可能性は売ってない

それから数日、体験会準備は進んだ。

進んだ、という言葉は便利だ。

実際には、十歩進んで八歩戻るくらいの進み方だった。

赤羽は学校で勧誘を続けた。

「フェンシング体験会! 日曜! 商店街!」

一組の廊下で声を張る赤羽を見て、俺は三組の入り口からため息をついた。

「選挙演説か」

「朔もやれよ!」

「俺がやったら逆に人が減る」

「そんなことないって!」

「俺は自分の宣伝力を正しく理解している」

「じゃあ、朔は朔の言葉で言えばいいだろ」

赤羽はそう言って、チラシを俺に渡した。

簡単に言う。

朔の言葉で。

俺の言葉なんて、だいたい「別に」と「まあ」と「どうせ」でできている。人を前に押し出す燃料としては、かなり性能が低い。

それでも、三組で何人かに声をかけた。

「日曜、商店街でフェンシングの体験会ある。

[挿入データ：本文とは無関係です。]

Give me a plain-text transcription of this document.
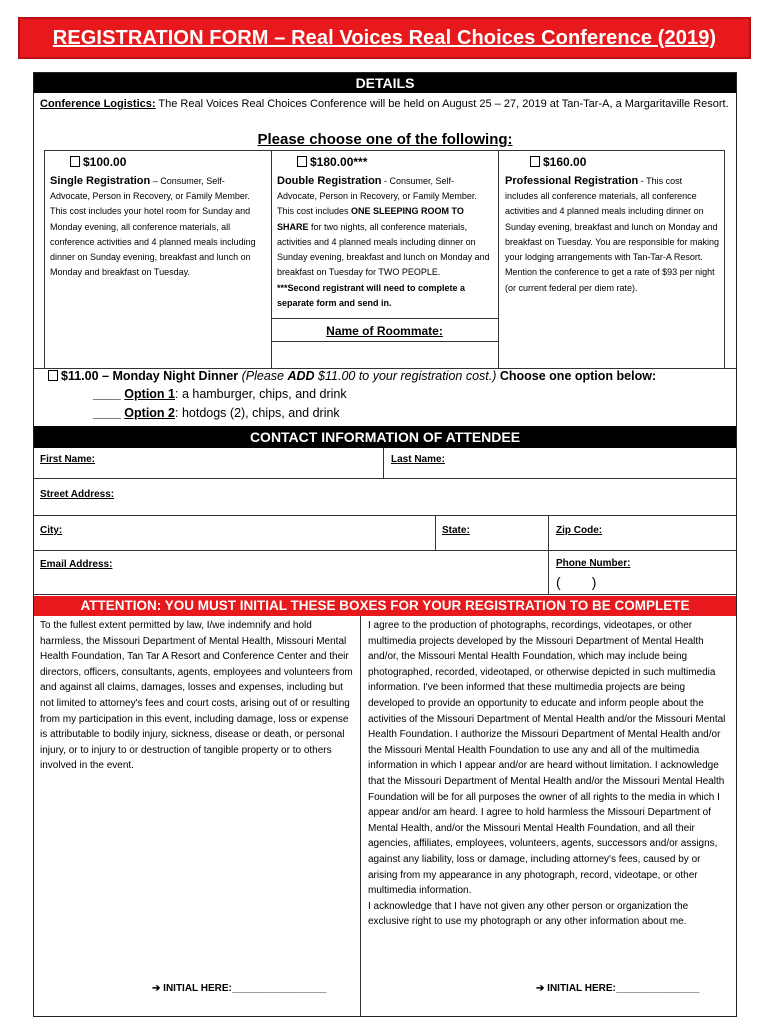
REGISTRATION FORM – Real Voices Real Choices Conference (2019)
DETAILS
Conference Logistics: The Real Voices Real Choices Conference will be held on August 25 – 27, 2019 at Tan-Tar-A, a Margaritaville Resort.
Please choose one of the following:
$100.00
Single Registration – Consumer, Self-
Advocate, Person in Recovery, or Family Member. This cost includes your hotel room for Sunday and Monday evening, all conference materials, all conference activities and 4 planned meals including dinner on Sunday evening, breakfast and lunch on Monday and breakfast on Tuesday.
$180.00***
Double Registration - Consumer, Self-
Advocate, Person in Recovery, or Family Member. This cost includes ONE SLEEPING ROOM TO SHARE for two nights, all conference materials, activities and 4 planned meals including dinner on Sunday evening, breakfast and lunch on Monday and breakfast on Tuesday for TWO PEOPLE.
***Second registrant will need to complete a separate form and send in.
Name of Roommate:
$160.00
Professional Registration - This cost
includes all conference materials, all conference activities and 4 planned meals including dinner on Sunday evening, breakfast and lunch on Monday and breakfast on Tuesday. You are responsible for making your lodging arrangements with Tan-Tar-A Resort. Mention the conference to get a rate of $93 per night (or current federal per diem rate).
$11.00 – Monday Night Dinner (Please ADD $11.00 to your registration cost.) Choose one option below:
____ Option 1: a hamburger, chips, and drink
____ Option 2: hotdogs (2), chips, and drink
CONTACT INFORMATION OF ATTENDEE
First Name:	Last Name:
Street Address:
City:	State:	Zip Code:
Email Address:	Phone Number:
(        )
ATTENTION: YOU MUST INITIAL THESE BOXES FOR YOUR REGISTRATION TO BE COMPLETE
To the fullest extent permitted by law, I/we indemnify and hold harmless, the Missouri Department of Mental Health, Missouri Mental Health Foundation, Tan Tar A Resort and Conference Center and their directors, officers, consultants, agents, employees and volunteers from and against all claims, damages, losses and expenses, including but not limited to attorney's fees and court costs, arising out of or resulting from my participation in this event, including damage, loss or expense is attributable to bodily injury, sickness, disease or death, or personal injury, or to injury to or destruction of tangible property or to others involved in the event.
I agree to the production of photographs, recordings, videotapes, or other multimedia projects developed by the Missouri Department of Mental Health and/or, the Missouri Mental Health Foundation, which may include being photographed, recorded, videotaped, or otherwise depicted in such multimedia information. I've been informed that these multimedia projects are being developed to provide an opportunity to educate and inform people about the activities of the Missouri Department of Mental Health and/or the Missouri Mental Health Foundation. I authorize the Missouri Department of Mental Health and/or the Missouri Mental Health Foundation to use any and all of the multimedia information in which I appear and/or are heard without limitation. I acknowledge that the Missouri Department of Mental Health and/or the Missouri Mental Health Foundation will be for all purposes the owner of all rights to the media in which I appear and/or am heard. I agree to hold harmless the Missouri Department of Mental Health, and/or the Missouri Mental Health Foundation, and all their agencies, affiliates, employees, volunteers, agents, successors and/or assigns, against any liability, loss or damage, including attorney's fees, caused by or arising from my appearance in any photograph, record, videotape, or other multimedia information.
I acknowledge that I have not given any other person or organization the exclusive right to use my photograph or any other information about me.
➔ INITIAL HERE:_________________	➔ INITIAL HERE:_______________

防具つけるし、剣も軽い。やるだけなら無料」

「青山が説明すると、なんか安全そう」

前の席の男子が言った。

「どういう意味」

「赤羽が言うと楽しそうだけど、勢いが怖い」

「正しい認識だな」

「青山が言うと、やっても大丈夫そう」

大丈夫そう。

俺はチラシを見た。

『可能性は売ってない。でも、体験はできます。』

俺みたいな人間が、誰かに「大丈夫そう」と思わせられるなら、それはそれで役に立つのかもしれない。

役に立つ。

その言葉も、少しむずがゆい。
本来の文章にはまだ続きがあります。